Moreover, their guidance counselors, Marilyn Marsilio (Tarbet), Samone Ritz (Brown and McCormac), and Lynne Brown (Harrison), were every bit as high on their charges as were their proud parents.

"He's a great student, and the most happy kid I've ever met," Lynne Brown said of Harrison. "He's kind to everyone . . . he's considerate . . . a wonderful, wonderful kid."

Coach Brierley said he had nominated Caroline Brown for the national junior lifeguard award because he had been so impressed by her character, adding that "she's the first and only one I've ever nominated."

As for that morning's mass signing, he said, "It's wonderful for these kids, a big deal for their 18th year."

"Especially considering how their 17th year went," this writer said.

Fintan McCormac said it was nice to think that two of his sons, Owen and Ethan, would be swimming on the same team again after Ethan contracted Covid-19 in this, his sophomore year. "It's a big commitment to swim, it's a lot of work," the elder McCormac, a former collegiate swimmer himself, said, "but Owen can do it -- he's capable."

He added that "Craig hasn't only helped them improve in swimming, he's made them into good young men."

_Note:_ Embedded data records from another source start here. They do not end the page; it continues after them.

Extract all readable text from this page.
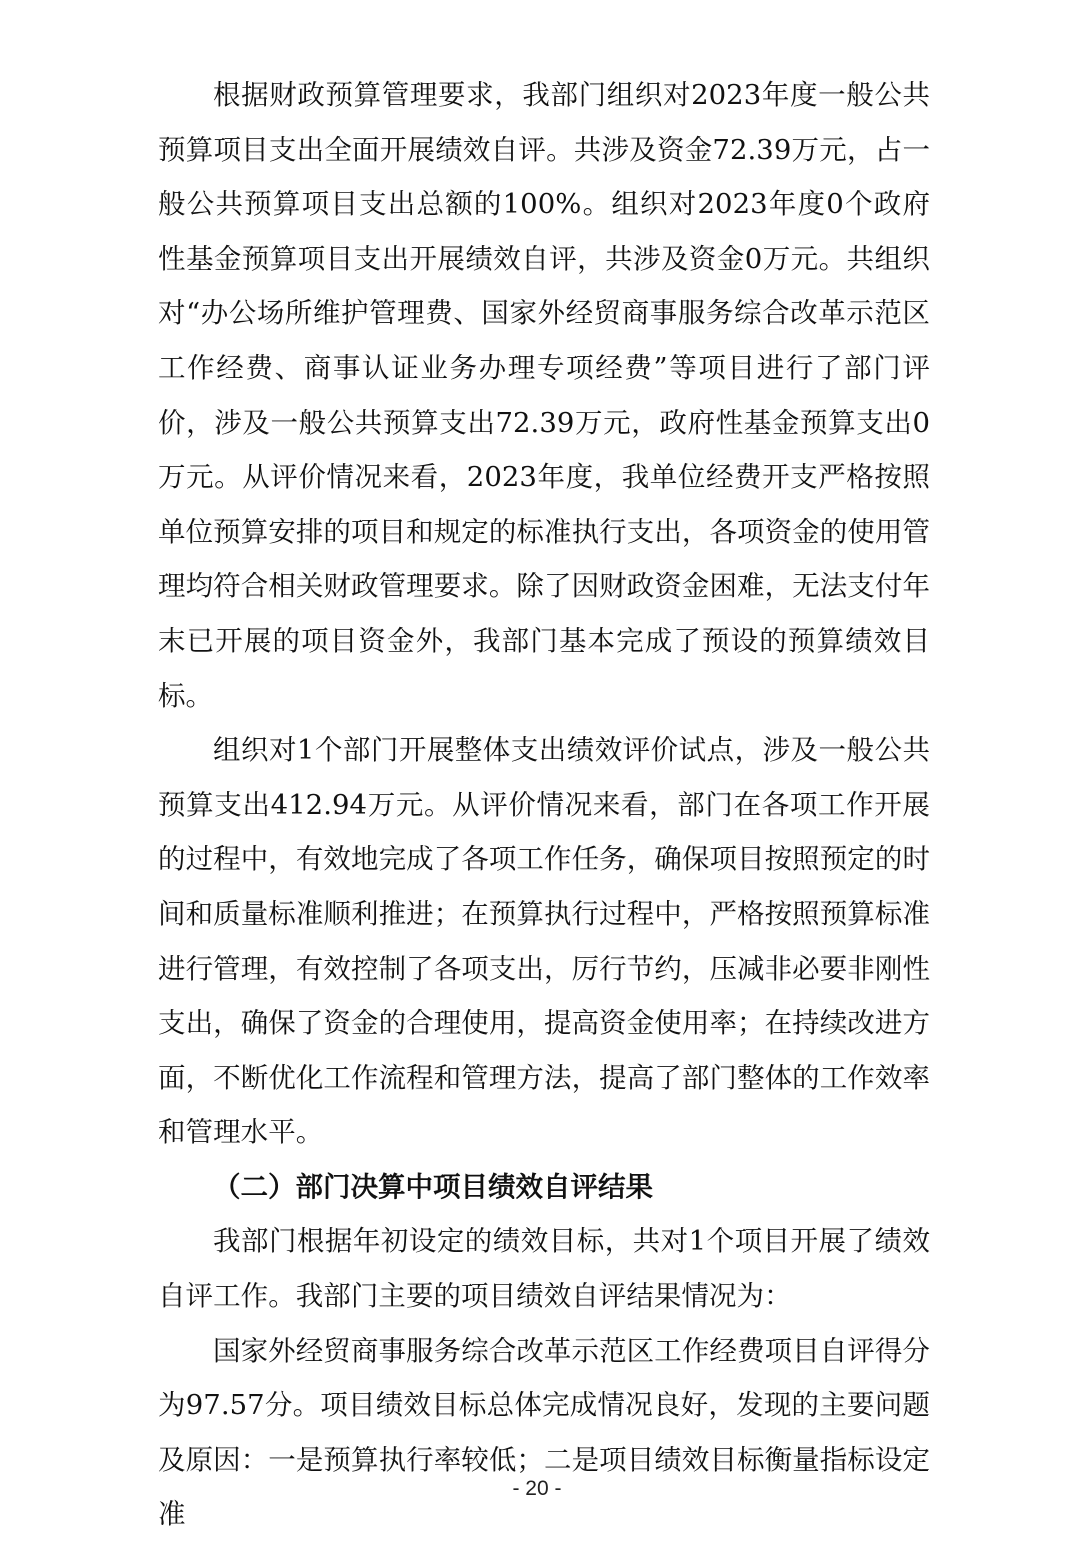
根据财政预算管理要求，我部门组织对2023年度一般公共预算项目支出全面开展绩效自评。共涉及资金72.39万元，占一般公共预算项目支出总额的100%。组织对2023年度0个政府性基金预算项目支出开展绩效自评，共涉及资金0万元。共组织对“办公场所维护管理费、国家外经贸商事服务综合改革示范区工作经费、商事认证业务办理专项经费”等项目进行了部门评价，涉及一般公共预算支出72.39万元，政府性基金预算支出0万元。从评价情况来看，2023年度，我单位经费开支严格按照单位预算安排的项目和规定的标准执行支出，各项资金的使用管理均符合相关财政管理要求。除了因财政资金困难，无法支付年末已开展的项目资金外，我部门基本完成了预设的预算绩效目标。

组织对1个部门开展整体支出绩效评价试点，涉及一般公共预算支出412.94万元。从评价情况来看，部门在各项工作开展的过程中，有效地完成了各项工作任务，确保项目按照预定的时间和质量标准顺利推进；在预算执行过程中，严格按照预算标准进行管理，有效控制了各项支出，厉行节约，压减非必要非刚性支出，确保了资金的合理使用，提高资金使用率；在持续改进方面，不断优化工作流程和管理方法，提高了部门整体的工作效率和管理水平。

（二）部门决算中项目绩效自评结果

我部门根据年初设定的绩效目标，共对1个项目开展了绩效自评工作。我部门主要的项目绩效自评结果情况为：

国家外经贸商事服务综合改革示范区工作经费项目自评得分为97.57分。项目绩效目标总体完成情况良好，发现的主要问题及原因：一是预算执行率较低；二是项目绩效目标衡量指标设定准

- 20 -
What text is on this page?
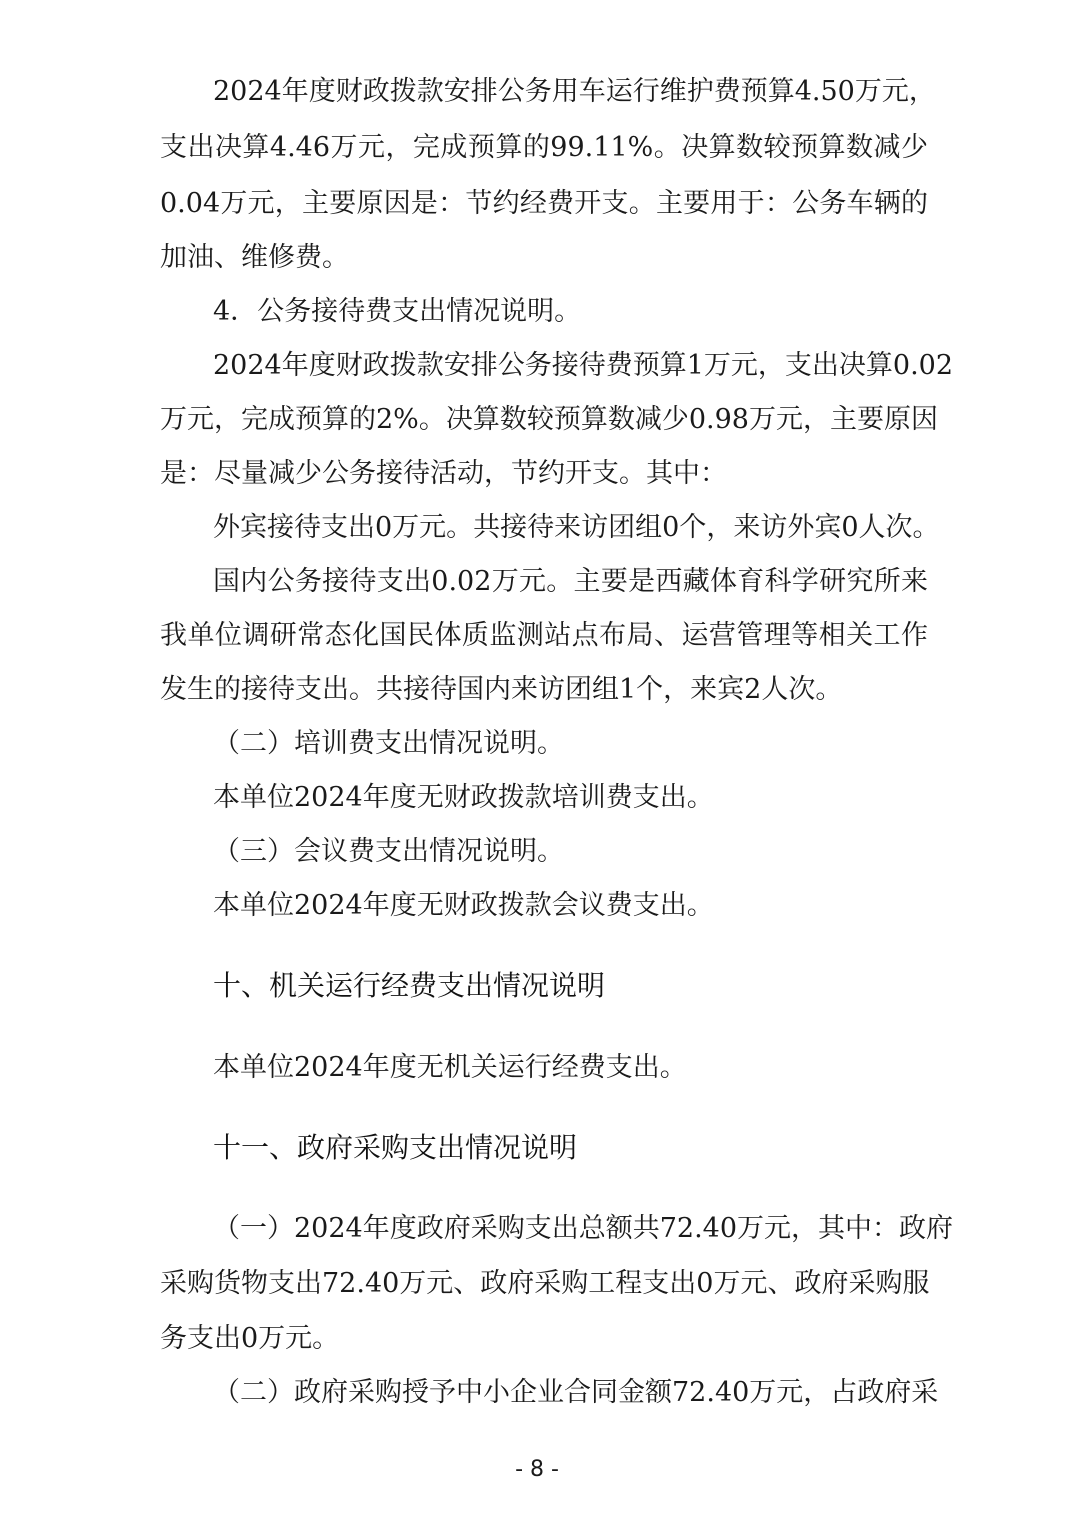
2024年度财政拨款安排公务用车运行维护费预算4.50万元，
支出决算4.46万元，完成预算的99.11%。决算数较预算数减少
0.04万元，主要原因是：节约经费开支。主要用于：公务车辆的
加油、维修费。
4．公务接待费支出情况说明。
2024年度财政拨款安排公务接待费预算1万元，支出决算0.02
万元，完成预算的2%。决算数较预算数减少0.98万元，主要原因
是：尽量减少公务接待活动，节约开支。其中：
外宾接待支出0万元。共接待来访团组0个，来访外宾0人次。
国内公务接待支出0.02万元。主要是西藏体育科学研究所来
我单位调研常态化国民体质监测站点布局、运营管理等相关工作
发生的接待支出。共接待国内来访团组1个，来宾2人次。
（二）培训费支出情况说明。
本单位2024年度无财政拨款培训费支出。
（三）会议费支出情况说明。
本单位2024年度无财政拨款会议费支出。
十、机关运行经费支出情况说明
本单位2024年度无机关运行经费支出。
十一、政府采购支出情况说明
（一）2024年度政府采购支出总额共72.40万元，其中：政府
采购货物支出72.40万元、政府采购工程支出0万元、政府采购服
务支出0万元。
（二）政府采购授予中小企业合同金额72.40万元，占政府采
- 8 -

All four McCormacs, because of their age range, have not swum on the same team before, though as many as three of them have. Brierley, in fact, put Owen, Aidan, a junior, and Emmet, a freshman, on the blocks together in some races this past winter.

"Our team did great," said Harrison, who was one of the league champion's captains, "despite the fact our numbers were low and we didn't have much time to practice. I'm very happy with the guys whose hands we're leaving the team in."